Wednesday, May 29, 2024
Tesla has told suppliers to start building components and parts outside of both China and Taiwan by as early as next year due to rising geopolitical uncertainties, Nikkei Asia has learned.
Suppliers making components such as printed circuit boards, displays and electronics control unit systems for use in Tesla models sold outside of China have received the request from the American EV maker, according to six supply chain executives with direct knowledge of the matter.
The request cited mounting geopolitical risks in the Greater China region ahead of the upcoming U.S. presidential election, the sources said, adding that the move is aimed at building alternative supply sources for non-China markets to prevent supply chain disruptions.
"We got the request from Tesla that they hope to have components that are both OOC and OOT, meaning out of China and out of Taiwan," a source from a Taiwan-based supplier to Tesla and others told Nikkei Asia. "They hope such a proposal can materialize from next year's new projects."
Tesla also discusses the matter with other Asian suppliers from Japan, South Korea and elsewhere, sources said. An executive from a Japanese electronics maker told Nikkei Asia that his company was among those Tesla had talked to.
An executive from another component supplier said his company was ramping up capacity in Thailand because of the request. "To many clients, including Tesla, the so-called China+1 strategy includes avoiding Taiwan as well," the executive said.
China views Taiwan, a democratically ruled island, as part of its territory and has not ruled taking it over by force. On Thursday morning, the Chinese army announced it was conducting several military drills around Taiwan.
Sources say other American car makers such as General Motors and Ford have asked suppliers to study moving electronics production beyond China and Taiwan but unlike Tesla have not made a formal request to do so.
"We serve several American automobile makers, and Tesla is the most aggressive in terms of trying to avoid the risks surrounding China and Taiwan," an electronics supplier executive said. "It's really hard and costly to do OOC and OOT, as that is where the mature supply chain is."
Tesla's requests came before the U.S. announced it would sharply raise tariffs on Chinese EVs, and before Taiwan's new president, Lai Ching-te, of the China-skeptic Democratic Progressive Party, took office on May 20.
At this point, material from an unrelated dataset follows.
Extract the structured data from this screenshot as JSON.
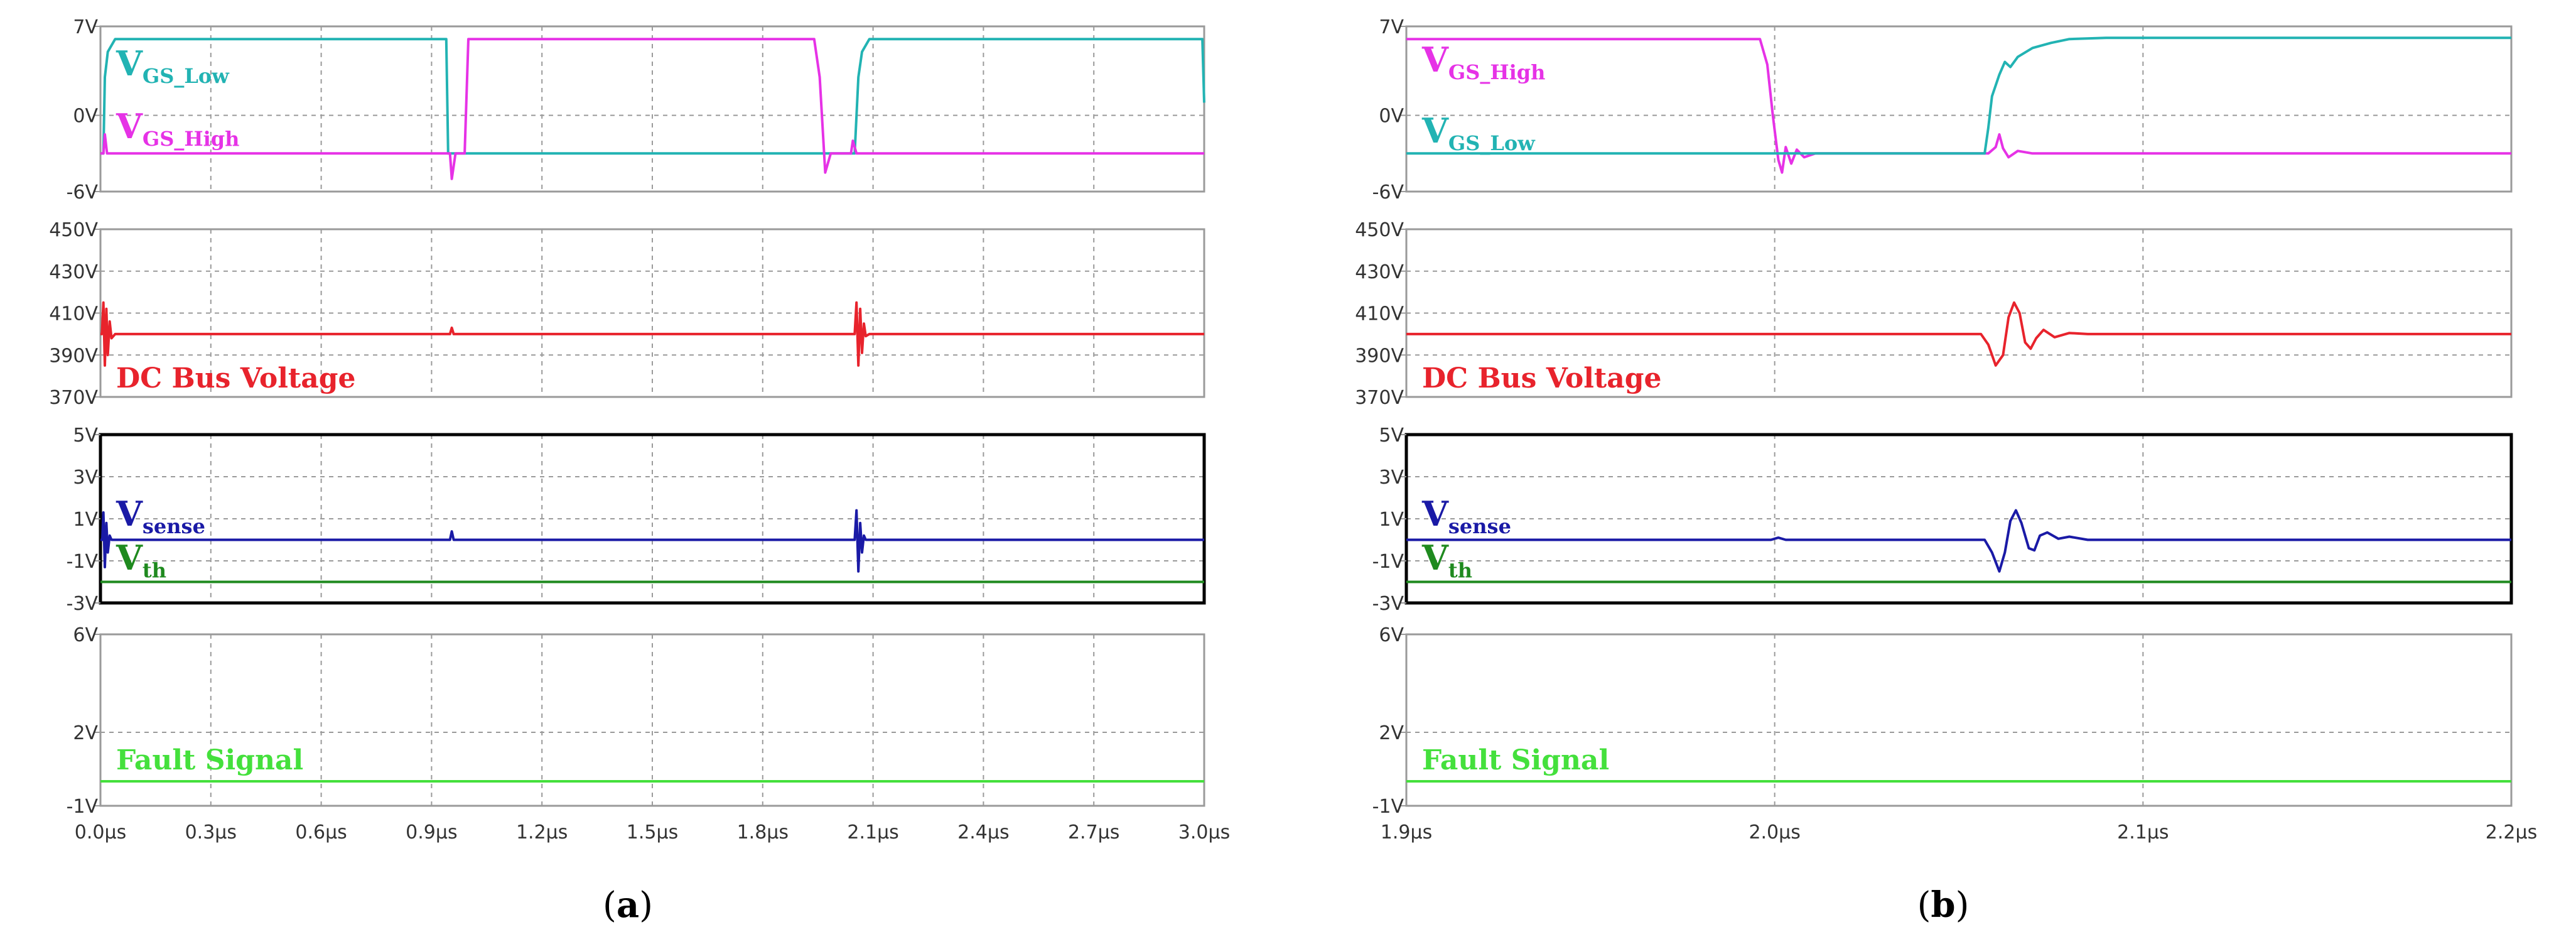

Tensions between Beijing and Taipei have escalated in recent years amid Washington's export controls on advanced technologies to China and reached a fresh high after Taiwan hosted a visit from former House Speaker Nancy Pelosi and other U.S. lawmakers in 2022. Chinese President Xi Jinping has stepped up pressure on the island with repeated live military drills and military jets flying over the median line of the Taiwan Strait on an almost daily basis.
Tesla's pursuit of parallel supply chains also comes as the company faces rising competition from Chinese EV makers, in both China and third countries. BYD had a 15% share of the global market for battery electric vehicles (BEV) in the first quarter of 2024, while Tesla's leading share dropped to 19% from 22% the previous year, Counterpoint Research data shows.
This competition does not mean the company is giving up on China, however.
Tesla CEO Elon Musk made a surprise visit to the country in April in hopes of securing approval for FSD, the company's most advanced driver-assist software, in the company's second-largest market. Beijing has indicated it was favorable to the move, touting Tesla as a "successful example of U.S.-China economic and trade cooperation."
Musk has also echoed Beijing's contentious description of Taiwan as an "integral part" of China.
China and Taiwan produce the bulk of the world's vital electronics parts and components, including displays, printed circuit boards, camera lenses and semiconductors. Around 87% of Apple's top suppliers, for example, have production facilities in China, according to Nikkei Asia analysis.
The rise of tech-heavy EVs has put these supply chains in the political crosshairs.
"Since the second half of last year, it's getting clearer that EV is the newest battleground of the U.S.-China tech war," Chiu Shih-fang, a tech supply chain analyst with the Taiwan Institute of Economic Research, told Nikkei Asia.
Requesting production capacity outside of China, Chiu said, made sense for Tesla, which competes more directly with Chinese brands like BYD than other Western or Japanese brands do.
"It is logical for automobile makers like Tesla to make such requests to suppliers in order to prevent any supply chain disruptions due to the geopolitical uncertainties," she said. "This is also why we are seeing so many component suppliers speeding up new investments in Southeast Asia and Mexico."
Tesla did not respond to Nikkei's request for comment. Ford and GM declined to comment on specifics, though Ford said it is continually "working to build a resilient high-quality and cost-competitive supply chain."